According to the above-described configuration, the present invention has an advantage in that the resistance wire is formed vertically to the depth of the oil tank so that the change in flow rate can be linearly measured. Therefore, the remaining amount of oil can be measured more precisely, and there is an advantage of reducing the measurement error.

In addition, since the length of the resistance wire is installed compared to the prior art has a measurable unit is fine, there is an advantage suitable for large oil tanks.

In addition, since the float can be freely rotated, it is easy to install through the narrow insertion hole of the oil tank, and there is an advantage of providing a float structure having sufficient buoyancy enough to ignore the frictional resistance of the lifting hole.

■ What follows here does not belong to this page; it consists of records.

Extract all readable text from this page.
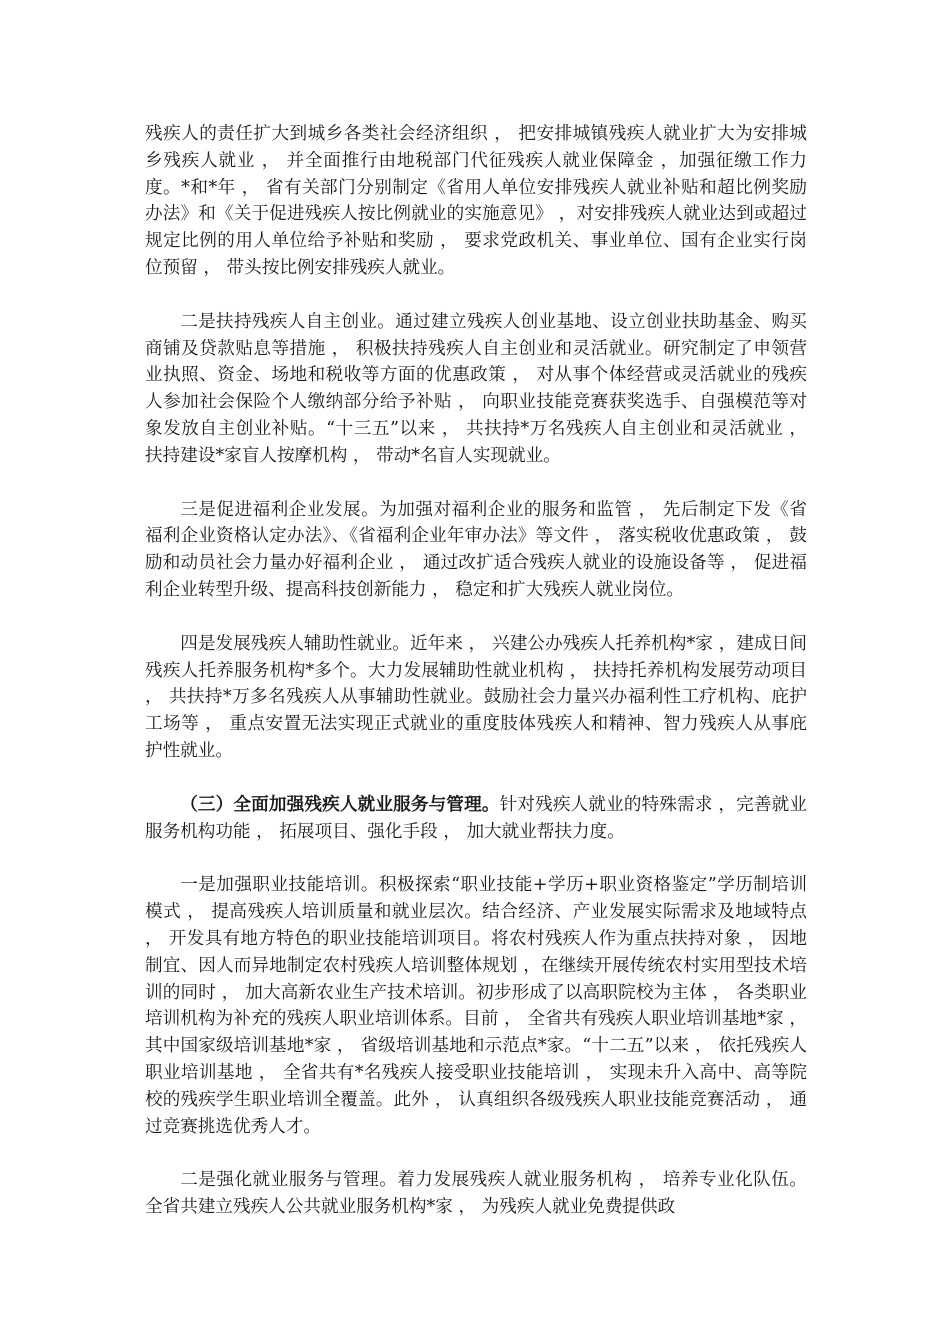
残疾人的责任扩大到城乡各类社会经济组织 ， 把安排城镇残疾人就业扩大为安排城乡残疾人就业 ， 并全面推行由地税部门代征残疾人就业保障金 ，加强征缴工作力度。*和*年 ， 省有关部门分别制定《省用人单位安排残疾人就业补贴和超比例奖励办法》和《关于促进残疾人按比例就业的实施意见》 ，对安排残疾人就业达到或超过规定比例的用人单位给予补贴和奖励 ， 要求党政机关、事业单位、国有企业实行岗位预留 ， 带头按比例安排残疾人就业。

二是扶持残疾人自主创业。通过建立残疾人创业基地、设立创业扶助基金、购买商铺及贷款贴息等措施 ， 积极扶持残疾人自主创业和灵活就业。研究制定了申领营业执照、资金、场地和税收等方面的优惠政策 ， 对从事个体经营或灵活就业的残疾人参加社会保险个人缴纳部分给予补贴 ， 向职业技能竞赛获奖选手、自强模范等对象发放自主创业补贴。“十三五”以来 ， 共扶持*万名残疾人自主创业和灵活就业 ， 扶持建设*家盲人按摩机构 ， 带动*名盲人实现就业。

三是促进福利企业发展。为加强对福利企业的服务和监管 ， 先后制定下发《省福利企业资格认定办法》、《省福利企业年审办法》等文件 ， 落实税收优惠政策 ， 鼓励和动员社会力量办好福利企业 ， 通过改扩适合残疾人就业的设施设备等 ， 促进福利企业转型升级、提高科技创新能力 ， 稳定和扩大残疾人就业岗位。

四是发展残疾人辅助性就业。近年来 ， 兴建公办残疾人托养机构*家 ，建成日间残疾人托养服务机构*多个。大力发展辅助性就业机构 ， 扶持托养机构发展劳动项目 ， 共扶持*万多名残疾人从事辅助性就业。鼓励社会力量兴办福利性工疗机构、庇护工场等 ， 重点安置无法实现正式就业的重度肢体残疾人和精神、智力残疾人从事庇护性就业。

（三）全面加强残疾人就业服务与管理。针对残疾人就业的特殊需求 ，完善就业服务机构功能 ， 拓展项目、强化手段 ， 加大就业帮扶力度。

一是加强职业技能培训。积极探索“职业技能+学历+职业资格鉴定”学历制培训模式 ， 提高残疾人培训质量和就业层次。结合经济、产业发展实际需求及地域特点 ， 开发具有地方特色的职业技能培训项目。将农村残疾人作为重点扶持对象 ， 因地制宜、因人而异地制定农村残疾人培训整体规划 ，在继续开展传统农村实用型技术培训的同时 ， 加大高新农业生产技术培训。初步形成了以高职院校为主体 ， 各类职业培训机构为补充的残疾人职业培训体系。目前 ， 全省共有残疾人职业培训基地*家 ， 其中国家级培训基地*家 ， 省级培训基地和示范点*家。“十二五”以来 ， 依托残疾人职业培训基地 ， 全省共有*名残疾人接受职业技能培训 ， 实现未升入高中、高等院校的残疾学生职业培训全覆盖。此外 ， 认真组织各级残疾人职业技能竞赛活动 ， 通过竞赛挑选优秀人才。

二是强化就业服务与管理。着力发展残疾人就业服务机构 ， 培养专业化队伍。全省共建立残疾人公共就业服务机构*家 ， 为残疾人就业免费提供政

Although the present invention has been described with reference to the accompanying drawings, it will be apparent to those skilled in the art that many different and obvious modifications are possible without departing from the scope of the present invention from this description. Therefore, the scope of the present invention should be construed by the utility model registration claims described to include many such variations.

Claims (3)

A coil shaft 20 vertically installed at a lower portion of the cover 10 fixed to the oil tank 100 and wound with a resistance wire inserted into the oil tank 100; A lifting shaft 30 disposed below the cover 10 in parallel with the coil shaft 20; A lifting hole (40) mounted to the lifting shaft (30) to be freely lifted and sliding to the coil shaft (20) to electrically connect the lifting shaft (30) and the coil shaft (20); A float 50 formed of a hollow rod axially coupled to the lifting hole 40 to be rotatable; Flow rate measuring apparatus comprising a. The method according to claim 1, wherein the hatch 40, At least one first elastic piece (41) having conductivity in the longitudinal direction of the lifting shaft (30) for electrical connection with the lifting shaft (30); At least one second elastic piece 42 having conductivity to be in contact with the coil shaft 20 for electrical connection with the coil shaft 20; Flow rate measuring apparatus comprising a. The method according to claim 1, wherein the coil shaft 20, Flow rate measuring apparatus characterized in that it has at least one flat surface to facilitate contact with the second elastic piece (42).